Mit einer wissenschaftlichen Beweisführung oder rationalen Argumenten wäre man hier nicht weit gekommen. Der Lyssenkoismus wurde in die Staatsphilosophie mit eingeflochten, womit Kritiker dieser “Wissenschaft” automatisch als Staatsfeinde angesehen würden. Selbst primitive Beschimpfungen durften nicht fehlen.

“Anhänger Lyssenkos bezeichneten ihre Gegner” – “Faschisten” & “Antidarwinisten”

>>Das Lächeln der Medusa -: Die Geschichte des modernen Wissens von Peter Watson (Buch) <<

“Die Anhänger Lyssenkos bezeichneten ihre Gegner darauf hin als »Faschisten« und »Antidarwinisten« und betonten die logischen Zusammenhänge mit den Herrenrasse-Thesen der deutschen Biologen. Tatsächlich scheint die Akademie in dieser Zeit eher auf Wawilows denn Lyssenkos Seite gestanden zu haben, zumindest insofern, als sie die Wissenschaftlichkeit von Lyssenkos Forschung anzweifelte und weitere Experimente forderte. Für das Jahr 1938 war ein Weltkongress der Genetiker in Moskau geplant, und Wawilows Verbündete gingen nun davon aus, dass die Diskussionen mit internationalen Genetikern dem Lyssenkoismus ein für alle Mal ein Ende bereiten würden. Damit begann die große Säuberungsaktion. Neun führende Genetiker wurden 1937 verhaftet und anschließend erschossen. (Insgesamt wurden dreiundachtzig Biologen und zweiundzwanzig Physiker hingerichtet.) Das Verbrechen der Genetiker war, dass sie Gene für das einzige Erbgut hielten und gegenüber der offiziell sanktionierten Vernalisation zur Skepsis aufgerufen hatten.”

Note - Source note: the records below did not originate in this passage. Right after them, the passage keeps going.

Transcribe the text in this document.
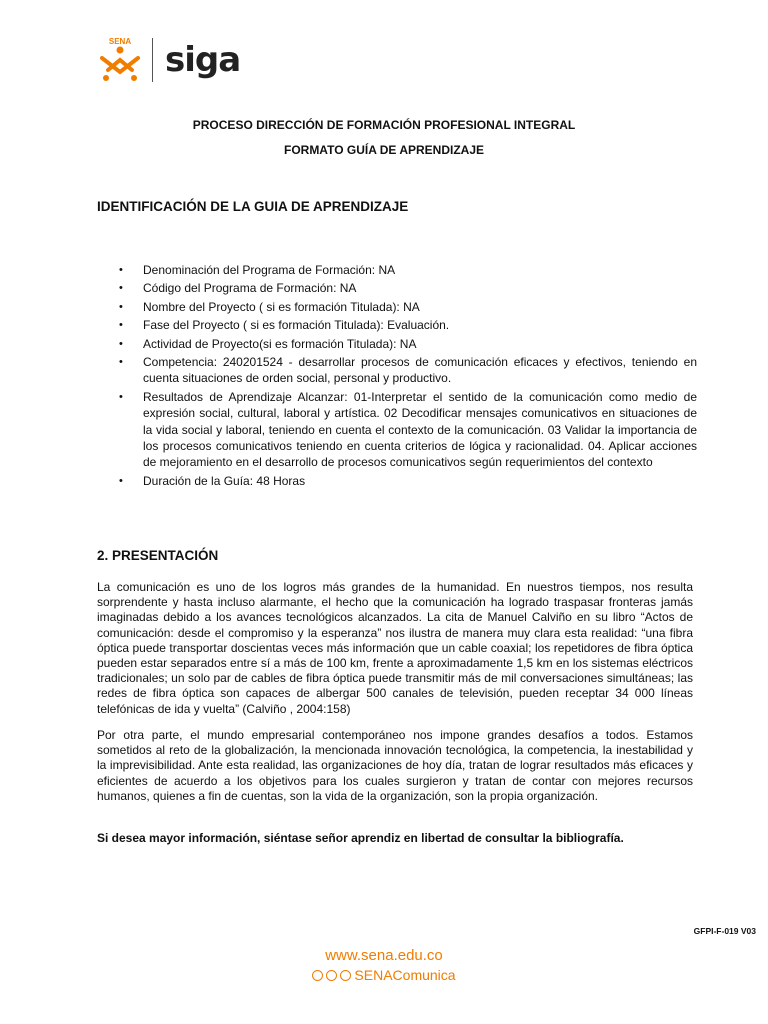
SENA siga
PROCESO DIRECCIÓN DE FORMACIÓN PROFESIONAL INTEGRAL
FORMATO GUÍA DE APRENDIZAJE
IDENTIFICACIÓN DE LA GUIA DE APRENDIZAJE
• Denominación del Programa de Formación: NA
• Código del Programa de Formación: NA
• Nombre del Proyecto ( si es formación Titulada): NA
• Fase del Proyecto ( si es formación Titulada): Evaluación.
• Actividad de Proyecto(si es formación Titulada): NA
• Competencia: 240201524 - desarrollar procesos de comunicación eficaces y efectivos, teniendo en cuenta situaciones de orden social, personal y productivo.
• Resultados de Aprendizaje Alcanzar: 01-Interpretar el sentido de la comunicación como medio de expresión social, cultural, laboral y artística. 02 Decodificar mensajes comunicativos en situaciones de la vida social y laboral, teniendo en cuenta el contexto de la comunicación. 03 Validar la importancia de los procesos comunicativos teniendo en cuenta criterios de lógica y racionalidad. 04. Aplicar acciones de mejoramiento en el desarrollo de procesos comunicativos según requerimientos del contexto
• Duración de la Guía: 48 Horas
2. PRESENTACIÓN

La comunicación es uno de los logros más grandes de la humanidad. En nuestros tiempos, nos resulta sorprendente y hasta incluso alarmante, el hecho que la comunicación ha logrado traspasar fronteras jamás imaginadas debido a los avances tecnológicos alcanzados. La cita de Manuel Calviño en su libro “Actos de comunicación: desde el compromiso y la esperanza” nos ilustra de manera muy clara esta realidad: “una fibra óptica puede transportar doscientas veces más información que un cable coaxial; los repetidores de fibra óptica pueden estar separados entre sí a más de 100 km, frente a aproximadamente 1,5 km en los sistemas eléctricos tradicionales; un solo par de cables de fibra óptica puede transmitir más de mil conversaciones simultáneas; las redes de fibra óptica son capaces de albergar 500 canales de televisión, pueden receptar 34 000 líneas telefónicas de ida y vuelta” (Calviño , 2004:158)

Por otra parte, el mundo empresarial contemporáneo nos impone grandes desafíos a todos. Estamos sometidos al reto de la globalización, la mencionada innovación tecnológica, la competencia, la inestabilidad y la imprevisibilidad. Ante esta realidad, las organizaciones de hoy día, tratan de lograr resultados más eficaces y eficientes de acuerdo a los objetivos para los cuales surgieron y tratan de contar con mejores recursos humanos, quienes a fin de cuentas, son la vida de la organización, son la propia organización.

Si desea mayor información, siéntase señor aprendiz en libertad de consultar la bibliografía.
GFPI-F-019 V03
www.sena.edu.co
SENAComunica
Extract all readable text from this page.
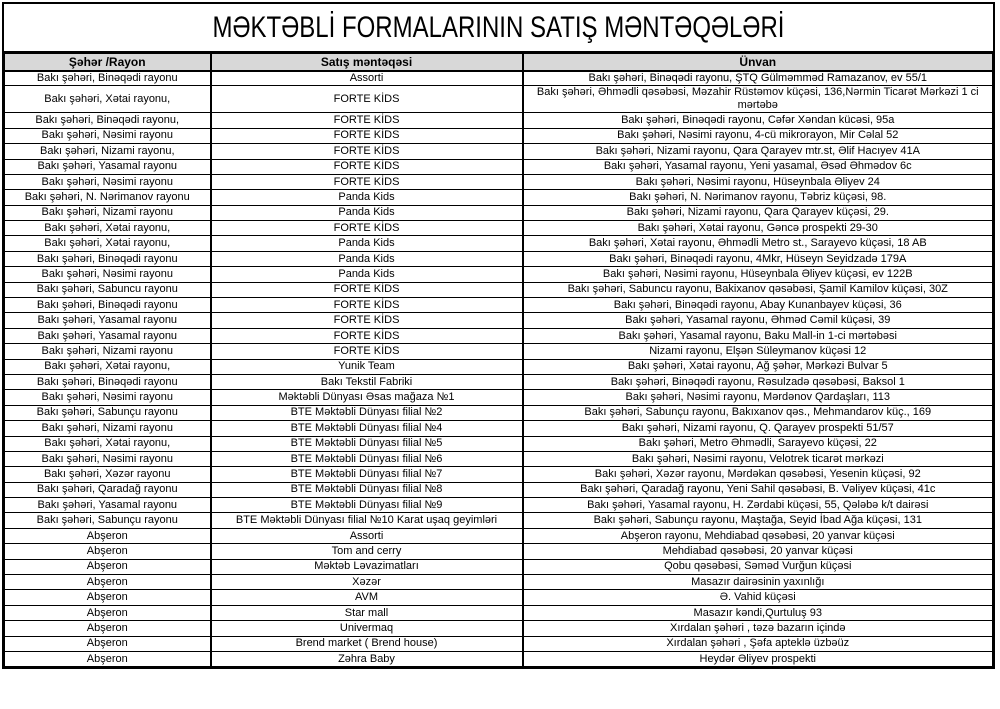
MƏKTƏBLİ FORMALARININ SATIŞ MƏNTƏQƏLƏRİ
Şəhər /Rayon	Satış məntəqəsi	Ünvan
Bakı şəhəri, Binəqədi rayonu	Assorti	Bakı şəhəri, Binəqədi rayonu, ŞTQ Gülməmməd Ramazanov, ev 55/1
Bakı şəhəri, Xətai rayonu,	FORTE KİDS	Bakı şəhəri, Əhmədli qəsəbəsi, Məzahir Rüstəmov küçəsi, 136,Nərmin Ticarət Mərkəzi 1 ci mərtəbə
Bakı şəhəri, Binəqədi rayonu,	FORTE KİDS	Bakı şəhəri, Binəqədi rayonu, Cəfər Xəndan kücəsi, 95a
Bakı şəhəri, Nəsimi rayonu	FORTE KİDS	Bakı şəhəri, Nəsimi rayonu, 4-cü mikrorayon, Mir Cəlal 52
Bakı şəhəri, Nizami rayonu,	FORTE KİDS	Bakı şəhəri, Nizami rayonu, Qara Qarayev mtr.st, Əlif Hacıyev 41A
Bakı şəhəri, Yasamal rayonu	FORTE KİDS	Bakı şəhəri, Yasamal rayonu, Yeni yasamal, Əsəd Əhmədov 6c
Bakı şəhəri, Nəsimi rayonu	FORTE KİDS	Bakı şəhəri, Nəsimi rayonu, Hüseynbala Əliyev 24
Bakı şəhəri, N. Nərimanov rayonu	Panda Kids	Bakı şəhəri, N. Nərimanov rayonu, Təbriz küçəsi, 98.
Bakı şəhəri, Nizami rayonu	Panda Kids	Bakı şəhəri, Nizami rayonu, Qara Qarayev küçəsi, 29.
Bakı şəhəri, Xətai rayonu,	FORTE KİDS	Bakı şəhəri, Xətai rayonu, Gəncə prospekti 29-30
Bakı şəhəri, Xətai rayonu,	Panda Kids	Bakı şəhəri, Xətai rayonu, Əhmədli Metro st., Sarayevo küçəsi, 18 AB
Bakı şəhəri, Binəqədi rayonu	Panda Kids	Bakı şəhəri, Binəqədi rayonu, 4Mkr, Hüseyn Seyidzadə 179A
Bakı şəhəri, Nəsimi rayonu	Panda Kids	Bakı şəhəri, Nəsimi rayonu, Hüseynbala Əliyev küçəsi, ev 122B
Bakı şəhəri, Sabuncu rayonu	FORTE KİDS	Bakı şəhəri, Sabuncu rayonu, Bakixanov qəsəbəsi, Şamil Kamilov küçəsi, 30Z
Bakı şəhəri, Binəqədi rayonu	FORTE KİDS	Bakı şəhəri, Binəqədi rayonu, Abay Kunanbayev küçəsi, 36
Bakı şəhəri, Yasamal rayonu	FORTE KİDS	Bakı şəhəri, Yasamal rayonu, Əhməd Cəmil küçəsi, 39
Bakı şəhəri, Yasamal rayonu	FORTE KİDS	Bakı şəhəri, Yasamal rayonu, Baku Mall-in 1-ci mərtəbəsi
Bakı şəhəri, Nizami rayonu	FORTE KİDS	Nizami rayonu, Elşən Süleymanov küçəsi 12
Bakı şəhəri, Xətai rayonu,	Yunik Team	Bakı şəhəri, Xətai rayonu, Ağ şəhər, Mərkəzi Bulvar 5
Bakı şəhəri, Binəqədi rayonu	Bakı Tekstil Fabriki	Bakı şəhəri, Binəqədi rayonu, Rəsulzadə qəsəbəsi, Baksol 1
Bakı şəhəri, Nəsimi rayonu	Məktəbli Dünyası Əsas mağaza №1	Bakı şəhəri, Nəsimi rayonu, Mərdənov Qardaşları, 113
Bakı şəhəri, Sabunçu rayonu	BTE Məktəbli Dünyası filial №2	Bakı şəhəri, Sabunçu rayonu, Bakıxanov qəs., Mehmandarov küç., 169
Bakı şəhəri, Nizami rayonu	BTE Məktəbli Dünyası filial №4	Bakı şəhəri, Nizami rayonu, Q. Qarayev prospekti 51/57
Bakı şəhəri, Xətai rayonu,	BTE Məktəbli Dünyası filial №5	Bakı şəhəri, Metro Əhmədli, Sarayevo küçəsi, 22
Bakı şəhəri, Nəsimi rayonu	BTE Məktəbli Dünyası filial №6	Bakı şəhəri, Nəsimi rayonu, Velotrek ticarət mərkəzi
Bakı şəhəri, Xəzər rayonu	BTE Məktəbli Dünyası filial №7	Bakı şəhəri, Xəzər rayonu, Mərdəkan qəsəbəsi, Yesenin küçəsi, 92
Bakı şəhəri, Qaradağ rayonu	BTE Məktəbli Dünyası filial №8	Bakı şəhəri, Qaradağ rayonu, Yeni Sahil qəsəbəsi, B. Vəliyev küçəsi, 41c
Bakı şəhəri, Yasamal rayonu	BTE Məktəbli Dünyası filial №9	Bakı şəhəri, Yasamal rayonu, H. Zərdabi küçəsi, 55, Qələbə k/t dairəsi
Bakı şəhəri, Sabunçu rayonu	BTE Məktəbli Dünyası filial №10 Karat uşaq geyimləri	Bakı şəhəri, Sabunçu rayonu, Maştağa, Seyid İbad Ağa küçəsi, 131
Abşeron	Assorti	Abşeron rayonu, Mehdiabad qəsəbəsi, 20 yanvar küçəsi
Abşeron	Tom and cerry	Mehdiabad qəsəbəsi, 20 yanvar küçəsi
Abşeron	Məktəb Ləvazimatları	Qobu qəsəbəsi, Səməd Vurğun küçəsi
Abşeron	Xəzər	Masazır dairəsinin yaxınlığı
Abşeron	AVM	Ə. Vahid küçəsi
Abşeron	Star mall	Masazır kəndi,Qurtuluş 93
Abşeron	Univermaq	Xırdalan şəhəri , təzə bazarın içində
Abşeron	Brend market ( Brend house)	Xırdalan şəhəri , Şəfa apteklə üzbəüz
Abşeron	Zəhra Baby	Heydər Əliyev prospekti
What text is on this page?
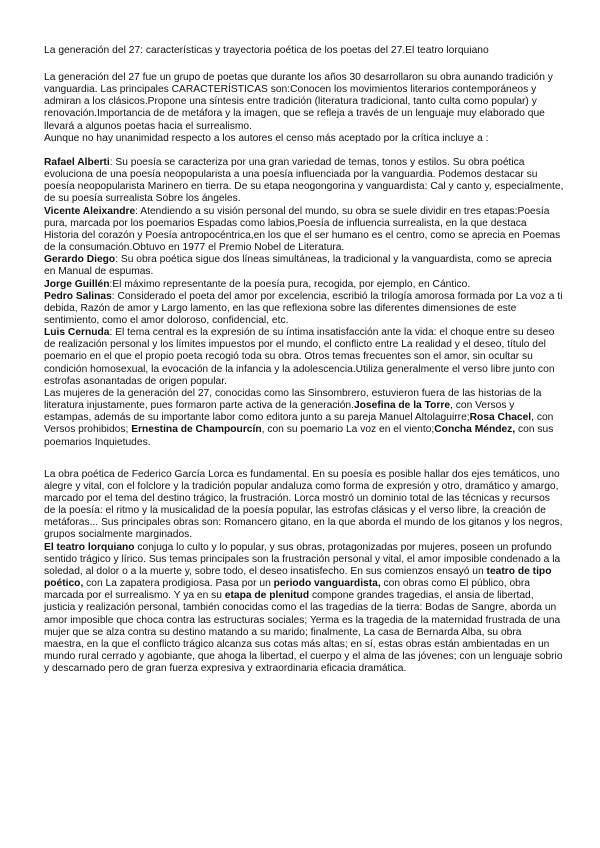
La generación del 27: características y trayectoria poética de los poetas del 27.El teatro lorquiano

La generación del 27 fue un grupo de poetas que durante los años 30 desarrollaron su obra aunando tradición y vanguardia. Las principales CARACTERÍSTICAS son:Conocen los movimientos literarios contemporáneos y admiran a los clásicos.Propone una síntesis entre tradición (literatura tradicional, tanto culta como popular) y renovación.Importancia de de metáfora y la imagen, que se refleja a través de un lenguaje muy elaborado que llevará a algunos poetas hacia el surrealismo.

Aunque no hay unanimidad respecto a los autores el censo más aceptado por la crítica incluye a :

Rafael Alberti: Su poesía se caracteriza por una gran variedad de temas, tonos y estilos. Su obra poética evoluciona de una poesía neopopularista a una poesía influenciada por la vanguardia. Podemos destacar su poesía neopopularista Marinero en tierra. De su etapa neogongorina y vanguardista: Cal y canto y, especialmente, de su poesía surrealista Sobre los ángeles.

Vicente Aleixandre: Atendiendo a su visión personal del mundo, su obra se suele dividir en tres etapas:Poesía pura, marcada por los poemarios Espadas como labios,Poesía de influencia surrealista, en la que destaca Historia del corazón y Poesía antropocéntrica,en los que el ser humano es el centro, como se aprecia en Poemas de la consumación.Obtuvo en 1977 el Premio Nobel de Literatura.

Gerardo Diego: Su obra poética sigue dos líneas simultáneas, la tradicional y la vanguardista, como se aprecia en Manual de espumas.

Jorge Guillén:El máximo representante de la poesía pura, recogida, por ejemplo, en Cántico.

Pedro Salinas: Considerado el poeta del amor por excelencia, escribió la trilogía amorosa formada por La voz a ti debida, Razón de amor y Largo lamento, en las que reflexiona sobre las diferentes dimensiones de este sentimiento, como el amor doloroso, confidencial, etc.

Luis Cernuda: El tema central es la expresión de su íntima insatisfacción ante la vida: el choque entre su deseo de realización personal y los límites impuestos por el mundo, el conflicto entre La realidad y el deseo, título del poemario en el que el propio poeta recogió toda su obra. Otros temas frecuentes son el amor, sin ocultar su condición homosexual, la evocación de la infancia y la adolescencia.Utiliza generalmente el verso libre junto con estrofas asonantadas de origen popular.

Las mujeres de la generación del 27, conocidas como las Sinsombrero, estuvieron fuera de las historias de la literatura injustamente, pues formaron parte activa de la generación.Josefina de la Torre, con Versos y estampas, además de su importante labor como editora junto a su pareja Manuel Altolaguirre;Rosa Chacel, con Versos prohibidos; Ernestina de Champourcín, con su poemario La voz en el viento;Concha Méndez, con sus poemarios Inquietudes.

La obra poética de Federico García Lorca es fundamental. En su poesía es posible hallar dos ejes temáticos, uno alegre y vital, con el folclore y la tradición popular andaluza como forma de expresión y otro, dramático y amargo, marcado por el tema del destino trágico, la frustración. Lorca mostró un dominio total de las técnicas y recursos de la poesía: el ritmo y la musicalidad de la poesía popular, las estrofas clásicas y el verso libre, la creación de metáforas... Sus principales obras son: Romancero gitano, en la que aborda el mundo de los gitanos y los negros, grupos socialmente marginados.

El teatro lorquiano conjuga lo culto y lo popular, y sus obras, protagonizadas por mujeres, poseen un profundo sentido trágico y lírico. Sus temas principales son la frustración personal y vital, el amor imposible condenado a la soledad, al dolor o a la muerte y, sobre todo, el deseo insatisfecho. En sus comienzos ensayó un teatro de tipo poético, con La zapatera prodigiosa. Pasa por un periodo vanguardista, con obras como El público, obra marcada por el surrealismo. Y ya en su etapa de plenitud compone grandes tragedias, el ansia de libertad, justicia y realización personal, también conocidas como el las tragedias de la tierra: Bodas de Sangre, aborda un amor imposible que choca contra las estructuras sociales; Yerma es la tragedia de la maternidad frustrada de una mujer que se alza contra su destino matando a su marido; finalmente, La casa de Bernarda Alba, su obra maestra, en la que el conflicto trágico alcanza sus cotas más altas; en sí, estas obras están ambientadas en un mundo rural cerrado y agobiante, que ahoga la libertad, el cuerpo y el alma de las jóvenes; con un lenguaje sobrio y descarnado pero de gran fuerza expresiva y extraordinaria eficacia dramática.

“Große Säuberungsaktion” – “Neun führende Genetiker wurden 1937 verhaftet und anschließend erschossen”

Die Säuberungswellen haben sicherlich für die nötige Einschüchterung gesorgt, damit konnte sich der Lyssenkos für rund 30 Jahre halten. Auch in der Gegenwart – und nicht nur in der fernen Sowjetunion – sind diese psychologischen Mechanismen zu beobachten.